La nascita della Repubblica

1945. L’Ansa come cooperativa di tutti i quotidiani. La fine della guerra in Italia e in Europa. La bomba atomica e la capitolazione del Giappone. Le votazioni del 2 giugno 1946. Churchill: comincia la «guerra fredda». Il dibattito sul Patto atlantico. 


 

   L’Ansa dette la notizia alle 14.50: la Repubblica aveva vinto. Era il 5 giugno del 1946, mercoledì, e la domenica precedente 24 milioni 946.942 italiani ave­vano partecipato al referendum sulla forma istituzionale dello Stato, la prima votazione libera dal maggio del 1921, la prima cui fossero ammesse le donne.

  Non si erano avuti incidenti e l’affluenza alle urne era stata alta (1’89.1 per cento), ma per tutta la giornata, e poi il lunedì, il martedì e soprattutto in quella calda mattinata di mercoledì si sentiva in giro una grande tensione; e anche uno strano silenzio, dappertutto.

  L’Ansa aveva continuato a trasmettere via via le cifre parziali, che non facevano prevedere quale sarebbe stato il risultato finale. La repubblica ap­pariva vincente in Lombardia, in Emilia, in Liguria, nel Veneto, in Piemonte; la monarchia nelle regioni meridionali e in Campania e in Puglia andava oltre il 60 per cento. La monarchia prevaleva perfino a Roma, sia pu­re di poco. Anche secondo aree geografiche l’Italia appariva divisa in due, come in due erano divise le coscienze degli elettori: fra chi con la repubblica temeva un pauroso salto nel buio e chi vi vedeva invece il simbolo di un ne­cessario rinnovamento morale.

  Il referendum istituzionale, che era accompagnato dalle elezioni per l’as­semblea costituente, incaricata di dare al paese una nuova costituzione, fu il primo importante appuntamento dell’Ansa a poco più di un anno da quan­do era nata, il 15 gennaio del 1945, con la guerra ancora in corso e le armate angloamericane ferme sulla cosiddetta «linea gotica», fra la Toscana e l’Emi­lia, fra le Marche e la Romagna.

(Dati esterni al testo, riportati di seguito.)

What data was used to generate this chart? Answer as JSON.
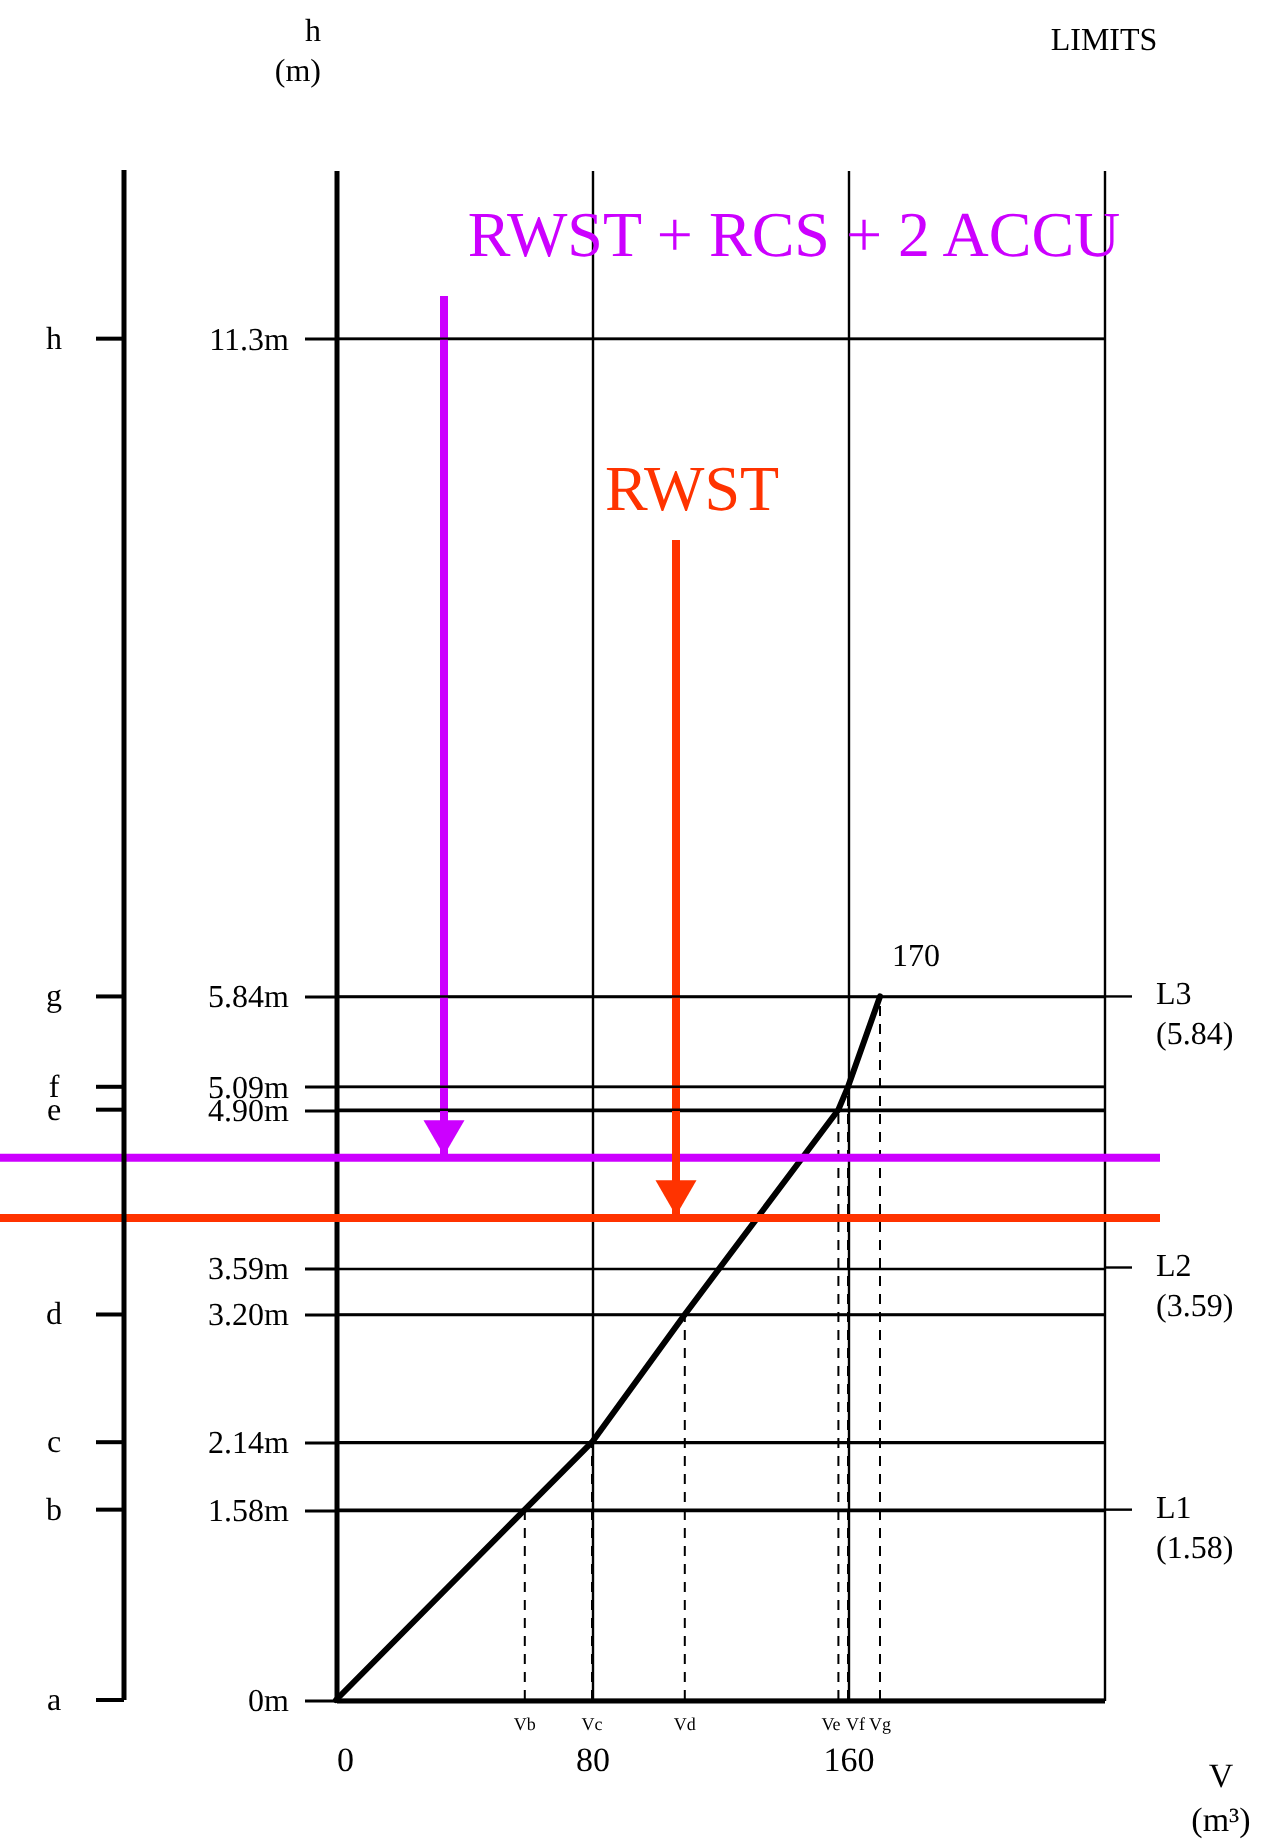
{
  "chart_data": {
    "type": "line",
    "xlabel": "V (m³)",
    "ylabel": "h (m)",
    "xlim": [
      0,
      240
    ],
    "xticks": [
      0,
      80,
      160,
      {
        "value": 240,
        "label": null
      }
    ],
    "ylim": [
      0,
      12.7
    ],
    "yticks": [
      {
        "value": 0,
        "label": "0m"
      },
      {
        "value": 1.58,
        "label": "1.58m"
      },
      {
        "value": 2.14,
        "label": "2.14m"
      },
      {
        "value": 3.2,
        "label": "3.20m"
      },
      {
        "value": 3.59,
        "label": "3.59m"
      },
      {
        "value": 4.9,
        "label": "4.90m"
      },
      {
        "value": 5.09,
        "label": "5.09m"
      },
      {
        "value": 5.84,
        "label": "5.84m"
      },
      {
        "value": 11.3,
        "label": "11.3m"
      }
    ],
    "series": [
      {
        "color": "#000000",
        "x": [
          0,
          59,
          80,
          109,
          157,
          160,
          170
        ],
        "values": [
          0,
          1.58,
          2.14,
          3.2,
          4.9,
          5.09,
          5.84
        ]
      }
    ],
    "ref_lines": [
      {
        "axis": "x",
        "value": 59,
        "label": "Vb",
        "line_style": "dashed"
      },
      {
        "axis": "x",
        "value": 80,
        "label": "Vc",
        "line_style": "dashed"
      },
      {
        "axis": "x",
        "value": 109,
        "label": "Vd",
        "line_style": "dashed"
      },
      {
        "axis": "x",
        "value": 157,
        "label": "Ve",
        "line_style": "dashed"
      },
      {
        "axis": "x",
        "value": 160,
        "label": "Vf",
        "line_style": "dashed"
      },
      {
        "axis": "x",
        "value": 170,
        "label": "Vg",
        "line_style": "dashed"
      },
      {
        "axis": "y",
        "value": 4.5,
        "label": "RWST + RCS + 2 ACCU",
        "color": "#cc00ff"
      },
      {
        "axis": "y",
        "value": 4.0,
        "label": "RWST",
        "color": "#ff3300"
      },
      {
        "axis": "y",
        "value": 0,
        "label": "a",
        "line_style": "solid"
      },
      {
        "axis": "y",
        "value": 1.58,
        "label": "b",
        "line_style": "solid"
      },
      {
        "axis": "y",
        "value": 2.14,
        "label": "c",
        "line_style": "solid"
      },
      {
        "axis": "y",
        "value": 3.2,
        "label": "d",
        "line_style": "solid"
      },
      {
        "axis": "y",
        "value": 4.9,
        "label": "e",
        "line_style": "solid"
      },
      {
        "axis": "y",
        "value": 5.09,
        "label": "f",
        "line_style": "solid"
      },
      {
        "axis": "y",
        "value": 5.84,
        "label": "g",
        "line_style": "solid"
      },
      {
        "axis": "y",
        "value": 11.3,
        "label": "h",
        "line_style": "solid"
      },
      {
        "axis": "y",
        "value": 1.58,
        "label": "L1 (1.58)"
      },
      {
        "axis": "y",
        "value": 3.59,
        "label": "L2 (3.59)"
      },
      {
        "axis": "y",
        "value": 5.84,
        "label": "L3 (5.84)"
      }
    ],
    "annotations": [
      {
        "text": "170",
        "x": 170,
        "y": 5.84
      },
      "LIMITS"
    ],
    "grid": true,
    "marker": "none",
    "line_style": "solid"
  }
}
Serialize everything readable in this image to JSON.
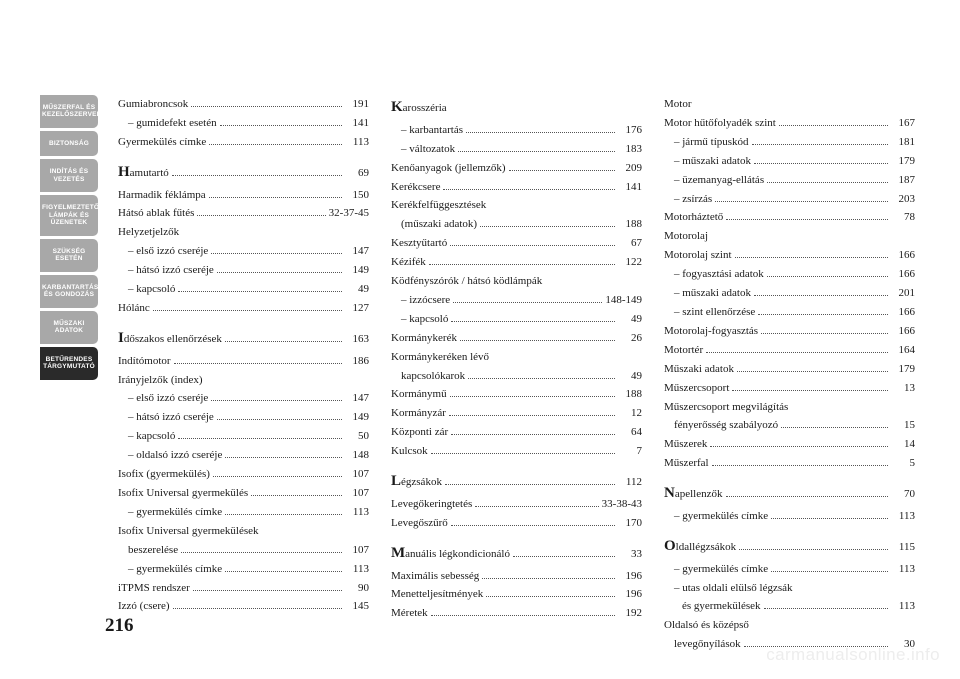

  Quell’inverno di fame e di freddo sembrava non avere mai fine. Tutta 1’Italia  settentrionale era in mano alle truppe naziste e la Repubblica sociale di Mussolini incombeva come una tragica ombra nera: l’ombra di una guerra civile di cui si preferiva non parlare.

  All’Ansa arrivavano ‑ tutte diffuse dall’agenzia delle forze alleate  la  NNU («Notizie Nazioni Unite») ‑ poche notizie dal mondo e pochissime dal nord: i bombardamenti aerei delle città, il processo a Verona e la fucilazione di Galeazzo Ciano, genero del Duce, gli echi di una Resistenza che ancor più di quella che era stata nell’Italia centrale, si esprimeva non solo come lotta armata e, in alcuni casi, come lotta di classe, ma anche e soprattutto come lotta di liberazione, che coinvolgeva ed univa tutte le classi sociali: liberazione dal fascismo e dal nazismo per conquistare libertà e democrazia.

  Era a questo spirito che si richiamava l’Ansa nel suo nascere come cooperativa di quotidiani di ogni colore politico e quindi come strumento unitario di informazione: un’agenzia al di sopra delle parti, chiamata a garantire il pluralismo della stampa in un sistema politico che pluralistico intendeva diventare.

  L’idea di un’agenzia di stampa come cooperativa di tutti i giornali, e quindi non controllata dal governo (come invece era stata dal 1924 l’agenzia Stefani, organo  ufficiale del regime fascista) e neppure da gruppi privati, era nata in tre uomini che rappresentavano quelle che apparivano essere le formazioni politiche più consistenti: Giuseppe Liverani, direttore amministrativo del democristiano Il popolo, Primo Parrini, direttore amministrativo dell’Avanti! socialista, e Amerigo Terenzi, consigliere delegato della comunista Unità.

  L’iniziativa, i cui si discusse a lungo fra gli esponenti delle forze politiche antifasciste, fu vista con favore dalle autorità angloamericane e così – a differenza di quello che sarebbe accaduto nella Germania occidentale, dove le due agenzie americane Ap e Upi, l’inglese Reuter e la francese Afp avrebbero distribuito  direttamente alla stampa i propri notiziari tradotti in tedesco ‑ in Italia il governo militare alleato decise di lasciare agli italiani la gestione dell’informazione primaria.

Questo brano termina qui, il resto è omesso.